Writing indeed is not enlightenment; it is not revelation, or at least not only that. It is not something esoteric, or, even less, the result of a bizarre coincidence. After that journey in depth, after the original drawing of water, just as in Antonio da Sangallo’s well, writing is a rigorous structure, with a meticulously conceived architectural layout. There is no great writer who has not painstakingly set his plots in a carefully thought-out framework. The daring experiments of the early twentieth century, for example, prevailed and renewed European literature because they were inscribed in congruent structural frames. The London day of Clarissa Dalloway in Virginia Woolf’s Mrs Dalloway, or the Dublin day of Leopold Bloom and Stephen Dedalus in Joyce’s Ulysses, circumscribe the recondite interior monologues of Clarissa, and of Molly Bloom’s even more famous disruptive stream-of-consciousness in the frame of a single day that makes them comprehensible.

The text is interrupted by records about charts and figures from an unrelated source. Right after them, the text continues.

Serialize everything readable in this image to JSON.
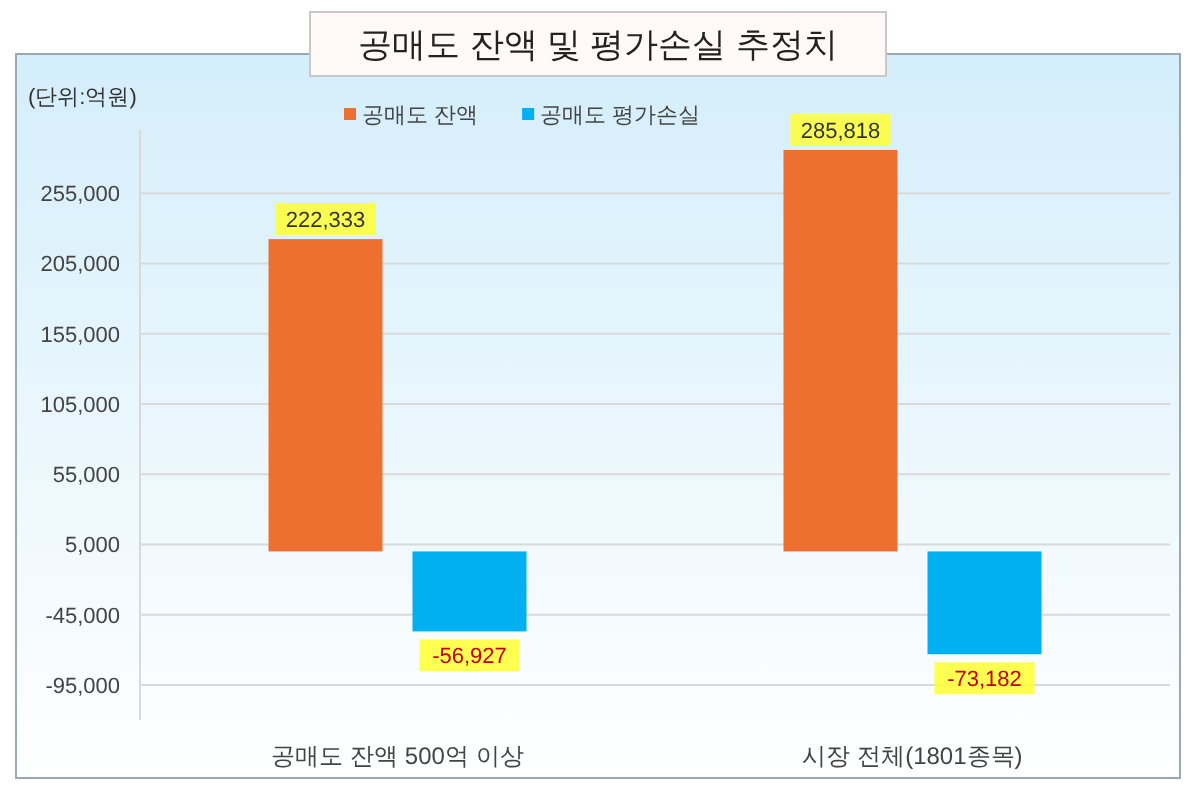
{
  "chart_data": {
    "type": "bar",
    "title": "공매도 잔액 및 평가손실 추정치",
    "ylabel": "(단위:억원)",
    "categories": [
      "공매도 잔액 500억 이상",
      "시장 전체(1801종목)"
    ],
    "series": [
      {
        "name": "공매도 잔액",
        "color": "#ed7031",
        "values": [
          222333,
          285818
        ],
        "value_labels": [
          "222,333",
          "285,818"
        ]
      },
      {
        "name": "공매도 평가손실",
        "color": "#00b0f0",
        "values": [
          -56927,
          -73182
        ],
        "value_labels": [
          "-56,927",
          "-73,182"
        ]
      }
    ],
    "ylim": [
      -120000,
      300000
    ],
    "yticks": [
      {
        "value": -95000,
        "label": "-95,000"
      },
      {
        "value": -45000,
        "label": "-45,000"
      },
      {
        "value": 5000,
        "label": "5,000"
      },
      {
        "value": 55000,
        "label": "55,000"
      },
      {
        "value": 105000,
        "label": "105,000"
      },
      {
        "value": 155000,
        "label": "155,000"
      },
      {
        "value": 205000,
        "label": "205,000"
      },
      {
        "value": 255000,
        "label": "255,000"
      }
    ],
    "grid": "y",
    "legend": "top"
  }
}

The same can be said with regards to the fragmentation of the omniscient narrator or of Aristotelian time in the myriads of excellent novels of this twenty-first century. Every traditional order can be destroyed, as long as it is inserted into a new and different form. The structure must not be too apparent, and, like Sangallo’s functional creations, what counts most is the equilibrium, so that it remains harmoniously reticent. The less noticeable is the frame, the better it accomplishes its aim. A ductile structure, it must be prepared to adapt itself to whatever unexpected factors might arise, or to respond to changes in the story line. When excavation of the well of the Rocca was begun – the name, Rocca or fortress, was a reference to its location and the fact that it was to supply water to the troops lodged there – it had not been planned to reinforce and line the structure with bricks. The whole well was to be dug and given shape directly in the rock.
But the pozzolana under the surface layer of rock was too friable and Antonio da Sangallo had to modify his plans, creating reinforcement in the form of two brick cylinders, with a final result that was therefore unique and striking. For the narrator too, the appearance of personages or the development of the story can result in hitherto unplanned-for changes. The writer is the one who moves the threads of the plot, but is in turn subject to demands, pressures of various kinds, as in a play of mirrors where the real world is multiplied but remains enclosed in the labyrinth.
When writers thinks of the greatness of their predecessors and their immense literary production, there is a risk of becoming aphasic, of feeling trapped and helpless. But by dropping down into the well of that interior world, seeking and finding its unique originality, they can construct new worlds of words for situations already tried and tested.
As in the spiral – a figure of multiple cultures and structures that Sangallo chose for the two helicoidal staircases of the Orvieto well – a form without an end that can expand at any time into a further segment and perennial movement, every writer can add a distinctive feature to the expansion and coiling of the literary narration. Drawing and bringing water from that inextinguishable well of the soul that, as was said of St Patrick’s Well, “is still to be seen today, and which perhaps will be seen as long as the world lasts.” (Marc’Antonio Maltempi, Trattato, 1585).